I knew this, of course. I was a child in an American middle-class family, and spent a lot of time circling things in the Sears catalog. I watch TV, I see the wish-list fervor, I see the reports of injuries and mania that ensue in the rush of the holiday sales. I love to get gifts, myself, and while I could really take or leave Shopping, I like giving gifts, too. But, goddamn, the presents.
We spent a lot of time opening gifts. I mean, a lot of time, to the point where we were long past the point of feeling loved, where we weren’t getting things we needed anymore, but rather bracelet after bracelet, cologne after bottle of cologne, reindeer after nutcracker after angel. Because Santa and the gang were going gangbusters, Christmasland was out in full force (a kitsch that seems so cliché it’s not even kitsch): Caroling snowman families. Miniature ragtag pageants. Santa-capped puppies. Angler elves with baubles on the ends of their poles.
On the drive back to northern California, we made a stop at a thrift store, where all the holiday trinkets had been crowded onto a half-off table. In among the polar bears and wise men and sugarplum snowglobes, sat a holi-deity like none I’d ever seen. It was a Santa, not a Saint Nicholas or Father Christmas, but that twinkly-eyed, cotton-bearded type who was first drummed up by Clement Clark Moore. He had the black boots, the fur-trimmed jacket drawn close to his potbelly by a shiny belt. He looked jolly. But here’s the kicker: rather than red, he was dressed head to toe in blue. Blue Santa. I felt like I’d discovered some undocumented species of bug.
The variety of consumer goods is just that great.
Has the actualization of human desires become so perfected, that the diversity of trinkets has surpassed that of nature? Meanwhile, the number of plant and animal species that disappear increases each year. We sit around a tree, a dead evergreen—always—an evergreen that slowly sheds its needles. Perhaps someone hands us a gift-bagged ornament: a giraffe, the evolutionary marvel of its neck bedecked with twinkling lights. The giraffe, in all its evolutionary wonder, has somehow become entangled as it reaches for that star at the top of the tree.
And like that giraffe, with our everlasting plastic and our distant nations full of barely existing slaves, we too, reach for the star, or stars rather, until Christmas becomes about seeing how many shiny things we can hold in our hands. And once we have too many to keep track of, we panic.
We are panicking, right? We just don’t want to say so for fear of ruining Christmas?

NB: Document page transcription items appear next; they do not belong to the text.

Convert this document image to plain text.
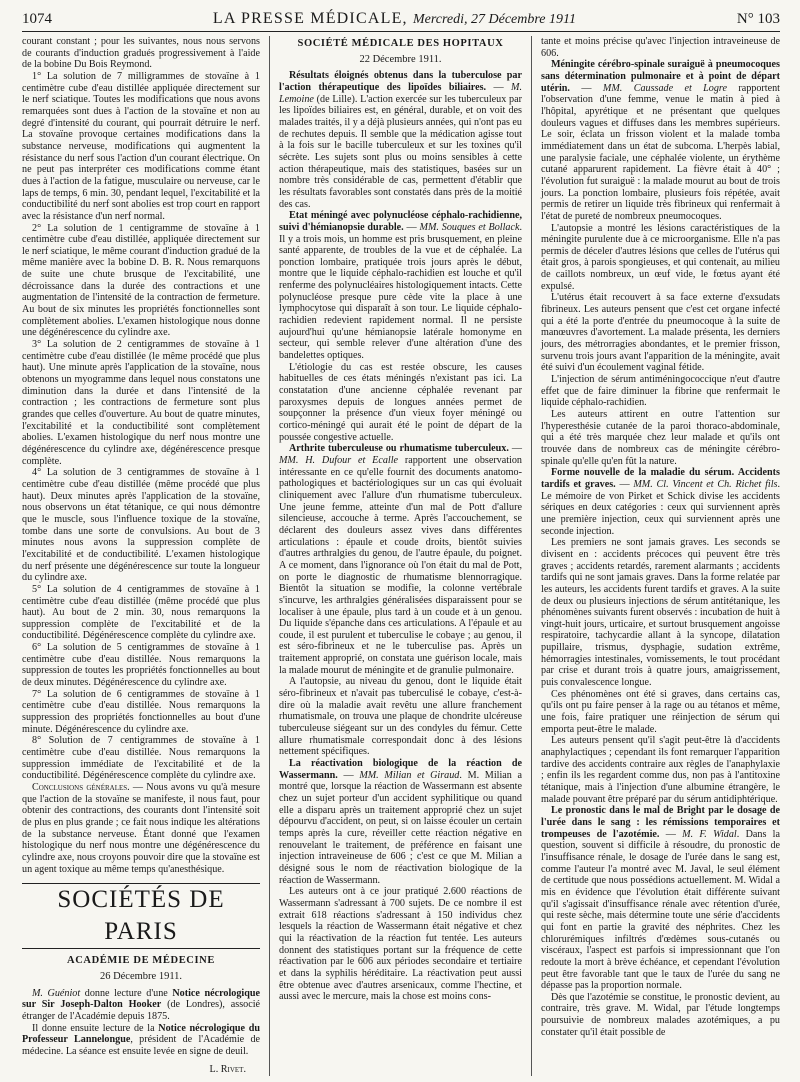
1074	LA PRESSE MÉDICALE, Mercredi, 27 Décembre 1911	N° 103

courant constant ; pour les suivantes, nous nous servons de courants d'induction gradués progressivement à l'aide de la bobine Du Bois Reymond.

1° La solution de 7 milligrammes de stovaïne à 1 centimètre cube d'eau distillée appliquée directement sur le nerf sciatique. Toutes les modifications que nous avons remarquées sont dues à l'action de la stovaïne et non au degré d'intensité du courant, qui pourrait détruire le nerf. La stovaïne provoque certaines modifications dans la substance nerveuse, modifications qui augmentent la résistance du nerf sous l'action d'un courant électrique. On ne peut pas interpréter ces modifications comme étant dues à l'action de la fatigue, musculaire ou nerveuse, car le laps de temps, 6 min. 30, pendant lequel, l'excitabilité et la conductibilité du nerf sont abolies est trop court en rapport avec la résistance d'un nerf normal.

2° La solution de 1 centigramme de stovaïne à 1 centimètre cube d'eau distillée, appliquée directement sur le nerf sciatique, le même courant d'induction gradué de la même manière avec la bobine D. B. R. Nous remarquons de suite une chute brusque de l'excitabilité, une décroissance dans la durée des contractions et une augmentation de l'intensité de la contraction de fermeture. Au bout de six minutes les propriétés fonctionnelles sont complètement abolies. L'examen histologique nous donne une dégénérescence du cylindre axe.

3° La solution de 2 centigrammes de stovaïne à 1 centimètre cube d'eau distillée (le même procédé que plus haut). Une minute après l'application de la stovaïne, nous obtenons un myogramme dans lequel nous constatons une diminution dans la durée et dans l'intensité de la contraction ; les contractions de fermeture sont plus grandes que celles d'ouverture. Au bout de quatre minutes, l'excitabilité et la conductibilité sont complètement abolies. L'examen histologique du nerf nous montre une dégénérescence du cylindre axe, dégénérescence presque complète.

4° La solution de 3 centigrammes de stovaïne à 1 centimètre cube d'eau distillée (même procédé que plus haut). Deux minutes après l'application de la stovaïne, nous observons un état tétanique, ce qui nous démontre que le muscle, sous l'influence toxique de la stovaïne, tombe dans une sorte de convulsions. Au bout de 3 minutes nous avons la suppression complète de l'excitabilité et de conductibilité. L'examen histologique du nerf présente une dégénérescence sur toute la longueur du cylindre axe.

5° La solution de 4 centigrammes de stovaïne à 1 centimètre cube d'eau distillée (même procédé que plus haut). Au bout de 2 min. 30, nous remarquons la suppression complète de l'excitabilité et de la conductibilité. Dégénérescence complète du cylindre axe.

6° La solution de 5 centigrammes de stovaïne à 1 centimètre cube d'eau distillée. Nous remarquons la suppression de toutes les propriétés fonctionnelles au bout de deux minutes. Dégénérescence du cylindre axe.

7° La solution de 6 centigrammes de stovaïne à 1 centimètre cube d'eau distillée. Nous remarquons la suppression des propriétés fonctionnelles au bout d'une minute. Dégénérescence du cylindre axe.

8° Solution de 7 centigrammes de stovaïne à 1 centimètre cube d'eau distillée. Nous remarquons la suppression immédiate de l'excitabilité et de la conductibilité. Dégénérescence complète du cylindre axe.

Conclusions générales. — Nous avons vu qu'à mesure que l'action de la stovaïne se manifeste, il nous faut, pour obtenir des contractions, des courants dont l'intensité soit de plus en plus grande ; ce fait nous indique les altérations de la substance nerveuse. Étant donné que l'examen histologique du nerf nous montre une dégénérescence du cylindre axe, nous croyons pouvoir dire que la stovaïne est un agent toxique au même temps qu'anesthésique.

SOCIÉTÉS DE PARIS
ACADÉMIE DE MÉDECINE
26 Décembre 1911.

M. Guéniot donne lecture d'une Notice nécrologique sur Sir Joseph-Dalton Hooker (de Londres), associé étranger de l'Académie depuis 1875.

Il donne ensuite lecture de la Notice nécrologique du Professeur Lannelongue, président de l'Académie de médecine. La séance est ensuite levée en signe de deuil.

L. Rivet.
SOCIÉTÉ MÉDICALE DES HOPITAUX
22 Décembre 1911.

Résultats éloignés obtenus dans la tuberculose par l'action thérapeutique des lipoïdes biliaires. — M. Lemoine (de Lille). L'action exercée sur les tuberculeux par les lipoïdes biliaires est, en général, durable, et on voit des malades traités, il y a déjà plusieurs années, qui n'ont pas eu de rechutes depuis. Il semble que la médication agisse tout à la fois sur le bacille tuberculeux et sur les toxines qu'il sécrète. Les sujets sont plus ou moins sensibles à cette action thérapeutique, mais des statistiques, basées sur un nombre très considérable de cas, permettent d'établir que les résultats favorables sont constatés dans près de la moitié des cas.

Etat méningé avec polynucléose céphalo-rachidienne, suivi d'hémianopsie durable. — MM. Souques et Bollack. Il y a trois mois, un homme est pris brusquement, en pleine santé apparente, de troubles de la vue et de céphalée. La ponction lombaire, pratiquée trois jours après le début, montre que le liquide céphalo-rachidien est louche et qu'il renferme des polynucléaires histologiquement intacts. Cette polynucléose presque pure cède vite la place à une lymphocytose qui disparaît à son tour. Le liquide céphalo-rachidien redevient rapidement normal. Il ne persiste aujourd'hui qu'une hémianopsie latérale homonyme en secteur, qui semble relever d'une altération d'une des bandelettes optiques.

L'étiologie du cas est restée obscure, les causes habituelles de ces états méningés n'existant pas ici. La constatation d'une ancienne céphalée revenant par paroxysmes depuis de longues années permet de soupçonner la présence d'un vieux foyer méningé ou cortico-méningé qui aurait été le point de départ de la poussée congestive actuelle.

Arthrite tuberculeuse ou rhumatisme tuberculeux. — MM. H. Dufour et Ecalle rapportent une observation intéressante en ce qu'elle fournit des documents anatomo-pathologiques et bactériologiques sur un cas qui évoluait cliniquement avec l'allure d'un rhumatisme tuberculeux. Une jeune femme, atteinte d'un mal de Pott d'allure silencieuse, accouche à terme. Après l'accouchement, se déclarent des douleurs assez vives dans différentes articulations : épaule et coude droits, bientôt suivies d'autres arthralgies du genou, de l'autre épaule, du poignet. A ce moment, dans l'ignorance où l'on était du mal de Pott, on porte le diagnostic de rhumatisme blennorragique. Bientôt la situation se modifie, la colonne vertébrale s'incurve, les arthralgies généralisées disparaissent pour se localiser à une épaule, plus tard à un coude et à un genou. Du liquide s'épanche dans ces articulations. A l'épaule et au coude, il est purulent et tuberculise le cobaye ; au genou, il est séro-fibrineux et ne le tuberculise pas. Après un traitement approprié, on constata une guérison locale, mais la malade mourut de méningite et de granulie pulmonaire.

A l'autopsie, au niveau du genou, dont le liquide était séro-fibrineux et n'avait pas tuberculisé le cobaye, c'est-à-dire où la maladie avait revêtu une allure franchement rhumatismale, on trouva une plaque de chondrite ulcéreuse tuberculeuse siégeant sur un des condyles du fémur. Cette allure rhumatismale correspondait donc à des lésions nettement spécifiques.

La réactivation biologique de la réaction de Wassermann. — MM. Milian et Giraud. M. Milian a montré que, lorsque la réaction de Wassermann est absente chez un sujet porteur d'un accident syphilitique ou quand elle a disparu après un traitement approprié chez un sujet dépourvu d'accident, on peut, si on laisse écouler un certain temps après la cure, réveiller cette réaction négative en renouvelant le traitement, de préférence en faisant une injection intraveineuse de 606 ; c'est ce que M. Milian a désigné sous le nom de réactivation biologique de la réaction de Wassermann.

Les auteurs ont à ce jour pratiqué 2.600 réactions de Wassermann s'adressant à 700 sujets. De ce nombre il est extrait 618 réactions s'adressant à 150 individus chez lesquels la réaction de Wassermann était négative et chez qui la réactivation de la réaction fut tentée. Les auteurs donnent des statistiques portant sur la fréquence de cette réactivation par le 606 aux périodes secondaire et tertiaire et dans la syphilis héréditaire. La réactivation peut aussi être obtenue avec d'autres arsenicaux, comme l'hectine, et aussi avec le mercure, mais la chose est moins cons-

tante et moins précise qu'avec l'injection intraveineuse de 606.

Méningite cérébro-spinale suraiguë à pneumocoques sans détermination pulmonaire et à point de départ utérin. — MM. Caussade et Logre rapportent l'observation d'une femme, venue le matin à pied à l'hôpital, apyrétique et ne présentant que quelques douleurs vagues et diffuses dans les membres supérieurs. Le soir, éclata un frisson violent et la malade tomba immédiatement dans un état de subcoma. L'herpès labial, une paralysie faciale, une céphalée violente, un érythème cutané apparurent rapidement. La fièvre était à 40° ; l'évolution fut suraiguë : la malade mourut au bout de trois jours. La ponction lombaire, plusieurs fois répétée, avait permis de retirer un liquide très fibrineux qui renfermait à l'état de pureté de nombreux pneumocoques.

L'autopsie a montré les lésions caractéristiques de la méningite purulente due à ce microorganisme. Elle n'a pas permis de déceler d'autres lésions que celles de l'utérus qui était gros, à parois spongieuses, et qui contenait, au milieu de caillots nombreux, un œuf vide, le fœtus ayant été expulsé.

L'utérus était recouvert à sa face externe d'exsudats fibrineux. Les auteurs pensent que c'est cet organe infecté qui a été la porte d'entrée du pneumocoque à la suite de manœuvres d'avortement. La malade présenta, les derniers jours, des métrorragies abondantes, et le premier frisson, survenu trois jours avant l'apparition de la méningite, avait été suivi d'un écoulement vaginal fétide.

L'injection de sérum antiméningococcique n'eut d'autre effet que de faire diminuer la fibrine que renfermait le liquide céphalo-rachidien.

Les auteurs attirent en outre l'attention sur l'hyperesthésie cutanée de la paroi thoraco-abdominale, qui a été très marquée chez leur malade et qu'ils ont trouvée dans de nombreux cas de méningite cérébro-spinale qu'elle qu'en fût la nature.

Forme nouvelle de la maladie du sérum. Accidents tardifs et graves. — MM. Cl. Vincent et Ch. Richet fils. Le mémoire de von Pirket et Schick divise les accidents sériques en deux catégories : ceux qui surviennent après une première injection, ceux qui surviennent après une seconde injection.

Les premiers ne sont jamais graves. Les seconds se divisent en : accidents précoces qui peuvent être très graves ; accidents retardés, rarement alarmants ; accidents tardifs qui ne sont jamais graves. Dans la forme relatée par les auteurs, les accidents furent tardifs et graves. A la suite de deux ou plusieurs injections de sérum antitétanique, les phénomènes suivants furent observés : incubation de huit à vingt-huit jours, urticaire, et surtout brusquement angoisse respiratoire, tachycardie allant à la syncope, dilatation pupillaire, trismus, dysphagie, sudation extrême, hémorragies intestinales, vomissements, le tout procédant par crise et durant trois à quatre jours, amaigrissement, puis convalescence longue.

Ces phénomènes ont été si graves, dans certains cas, qu'ils ont pu faire penser à la rage ou au tétanos et même, une fois, faire pratiquer une réinjection de sérum qui emporta peut-être le malade.

Les auteurs pensent qu'il s'agit peut-être là d'accidents anaphylactiques ; cependant ils font remarquer l'apparition tardive des accidents contraire aux règles de l'anaphylaxie ; enfin ils les regardent comme dus, non pas à l'antitoxine tétanique, mais à l'injection d'une albumine étrangère, le malade pouvant être préparé par du sérum antidiphtérique.

Le pronostic dans le mal de Bright par le dosage de l'urée dans le sang : les rémissions temporaires et trompeuses de l'azotémie. — M. F. Widal. Dans la question, souvent si difficile à résoudre, du pronostic de l'insuffisance rénale, le dosage de l'urée dans le sang est, comme l'auteur l'a montré avec M. Javal, le seul élément de certitude que nous possédions actuellement. M. Widal a mis en évidence que l'évolution était différente suivant qu'il s'agissait d'insuffisance rénale avec rétention d'urée, qui reste sèche, mais détermine toute une série d'accidents qui font en partie la gravité des néphrites. Chez les chlorurémiques infiltrés d'œdèmes sous-cutanés ou viscéraux, l'aspect est parfois si impressionnant que l'on redoute la mort à brève échéance, et cependant l'évolution peut être favorable tant que le taux de l'urée du sang ne dépasse pas la proportion normale.

Dès que l'azotémie se constitue, le pronostic devient, au contraire, très grave. M. Widal, par l'étude longtemps poursuivie de nombreux malades azotémiques, a pu constater qu'il était possible de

And that’s why I like to spend the day alone. At least when I’m alone, I can create a psychic cap. There are only so many bottles of wine I can drink without dying, only so many pizzas I can fit in the freezer. There are only so many classic cartoon characters they can convert into CGI blockbusters, right? Only so many sequels they can squeeze out of each before one loses money.
And Santa—that most generous of spirits—Santa can only give so much before he drains himself blue.